Limb amputation rates for blocked arteries vary by race and setting
Here is what a new study has found.
Patients with severe blockages in leg arteries can sometimes be treated with surgery to reroute blood flow; otherwise they require amputation - which black patients are more likely than whites to get, according to a study of New York State data.
The racial disparities were greatest at hospitals with high volumes of surgery and among the patients of surgeons who did high volumes of vascular surgery or who had fewer black patients, researchers report in the Journal of the American College of Surgeons.
The authors conclude that racial bias – in access to earlier care that might avert the limb problem, and in assumptions about patients’ ability to take care of themselves after a surgery – may play a role in the disparity.
“While our health care system may have the potential to unite us as Americans, it may be dividing us through subconscious bias,” said lead study author Dr. Sahael Stapleton of Massachusetts General Hospital and Harvard Medical School in Boston.
“We know that there is a difference in health outcomes between groups of people based on unmodifiable factors such as race, gender, ethnicity, or socioeconomic status,” Stapleton told Reuters Health by email. “We are shifting the focus from patients and unmodifiable patient factors to looking at systems.”
The researchers analyzed data for 1999 to 2014 from a statewide New York database looking at more than 215,000 cases of treatment for critical limb ischemia – when blood flow is severely or completely blocked, usually to a leg. The condition is often caused by hardening and narrowing of the arteries brought on by heart disease, diabetes, smoking and other health conditions.
Overall, 65 percent of the cases were non-elective, meaning they came in requiring urgent treatment. Among all the patients, 38 percent had amputations, including about 43 percent of black patients and 27 percent of white patients. The rest had “salvage” procedures, which can include unblocking blood vessels and placing a stent to keep them open, as well as other measures to restore blood flow.
Black patients were more likely to undergo unplanned procedures (78 percent versus 61 percent of white patients). After adjusting for this as well as overall health, gender, age, insurance provider and other factors, the researchers calculated that black patients were 46 percent more likely than white patients to be treated with amputation.

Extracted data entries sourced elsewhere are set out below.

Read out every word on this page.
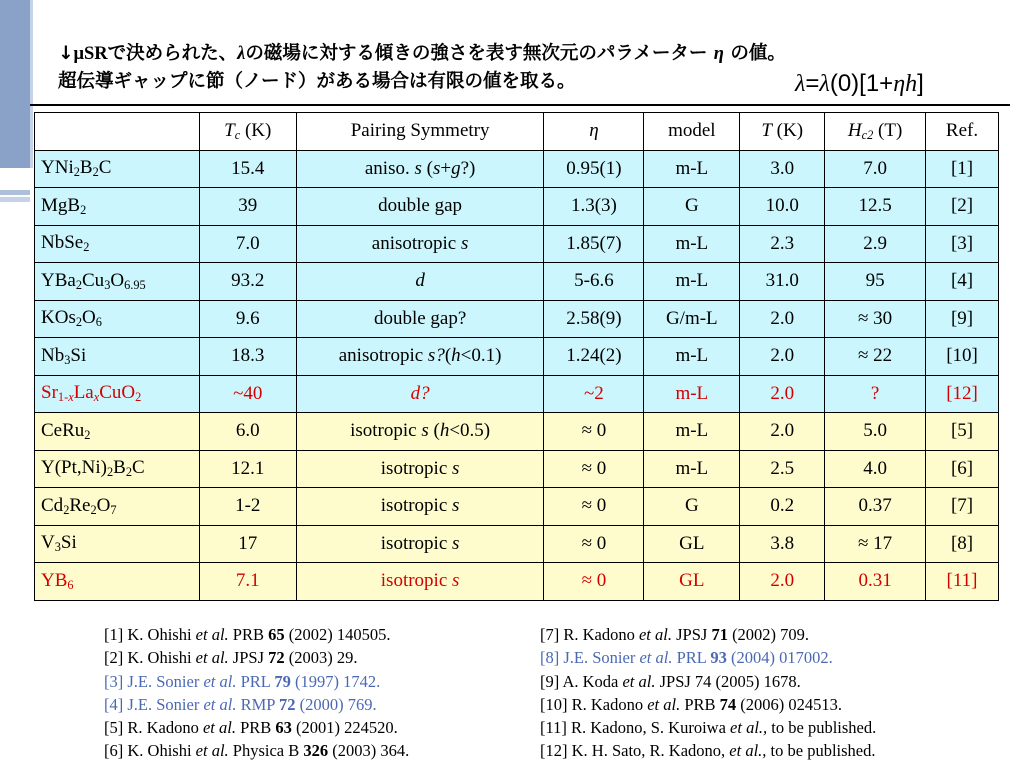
↓μSRで決められた、λの磁場に対する傾きの強さを表す無次元のパラメーター η の値。
超伝導ギャップに節（ノード）がある場合は有限の値を取る。	λ=λ(0)[1+ηh]
	$T_c$ (K)	Pairing Symmetry	η	model	T (K)	$H_{c2}$ (T)	Ref.
$YNi_2B_2C$	15.4	aniso. s (s+g?)	0.95(1)	m-L	3.0	7.0	[1]
MgB$_2$	39	double gap	1.3(3)	G	10.0	12.5	[2]
NbSe$_2$	7.0	anisotropic s	1.85(7)	m-L	2.3	2.9	[3]
$YBa_2Cu_3O_{6.95}$	93.2	d	5-6.6	m-L	31.0	95	[4]
$KOs_2O_6$	9.6	double gap?	2.58(9)	G/m-L	2.0	≈ 30	[9]
$Nb_3Si$	18.3	anisotropic s?(h<0.1)	1.24(2)	m-L	2.0	≈ 22	[10]
$Sr_{1-x}La_xCuO_2$	~40	d?	~2	m-L	2.0	?	[12]
CeRu$_2$	6.0	isotropic s (h<0.5)	≈ 0	m-L	2.0	5.0	[5]
$Y(Pt,Ni)_2B_2C$	12.1	isotropic s	≈ 0	m-L	2.5	4.0	[6]
$Cd_2Re_2O_7$	1-2	isotropic s	≈ 0	G	0.2	0.37	[7]
$V_3Si$	17	isotropic s	≈ 0	GL	3.8	≈ 17	[8]
$YB_6$	7.1	isotropic s	≈ 0	GL	2.0	0.31	[11]
[1] K. Ohishi et al. PRB 65 (2002) 140505.
[2] K. Ohishi et al. JPSJ 72 (2003) 29.
[3] J.E. Sonier et al. PRL 79 (1997) 1742.
[4] J.E. Sonier et al. RMP 72 (2000) 769.
[5] R. Kadono et al. PRB 63 (2001) 224520.
[6] K. Ohishi et al. Physica B 326 (2003) 364.
[7] R. Kadono et al. JPSJ 71 (2002) 709.
[8] J.E. Sonier et al. PRL 93 (2004) 017002.
[9] A. Koda et al. JPSJ 74 (2005) 1678.
[10] R. Kadono et al. PRB 74 (2006) 024513.
[11] R. Kadono, S. Kuroiwa et al., to be published.
[12] K. H. Sato, R. Kadono, et al., to be published.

The disparities were smallest when surgeons didn’t do a lot of vascular surgery, and when surgeons had a high proportion of black patients among the total number they treated.
In future studies, Stapleton and colleagues plan to develop a benchmarking tool that identifies disparities in other medical specialties and then try to turn that into a quality improvement system that reduces the variability in patient experiences.
“Basically, we are talking about creating a new performance metric,” he said. “This has never been done for disparities in our health care system, although we have extensive experience doing this for clinical outcomes such as rates of postoperative wound infections, pneumonias or control of blood pressure or diabetes.”
A limitation of the study is that it is based only on New York numbers. Another is that prior studies have found racial bias difficult to untangle from other factors that affect amputation rates.
“There are so many inextricably tied variables, it’s hard to figure out the ‘why,’ yet we’ve seen that this difference does exist,” said Kristin Lefebvre of Widener University’s Institute for Physical Therapy in Chester, Pennsylvania.
Blacks and females, for example, are more likely to receive an above-the-knee amputation during knee surgery, which can be more difficult for mobility and recovery after surgery, Lefebvre told Reuters Health in a phone interview.
“This should increase our awareness to look at disparity and its cross-sections,” she said.
“Although racial bias may play some role, probably much more important is what hospitals and health systems are used by patients of different races,” said Dr. Joe Feinglass of the Northwestern University Feinberg School of Medicine in Chicago, who wasn’t involved in the study
For example, hospitals in different neighborhoods may vary in whether angiography is used to assess revascularization potential, he explained, as well as how many amputations are performed by orthopedic or general surgeons versus certified vascular surgeons. “We know there are huge social class differences between black and white patients that reflect underlying social determinants of health,” Feinglass said by email.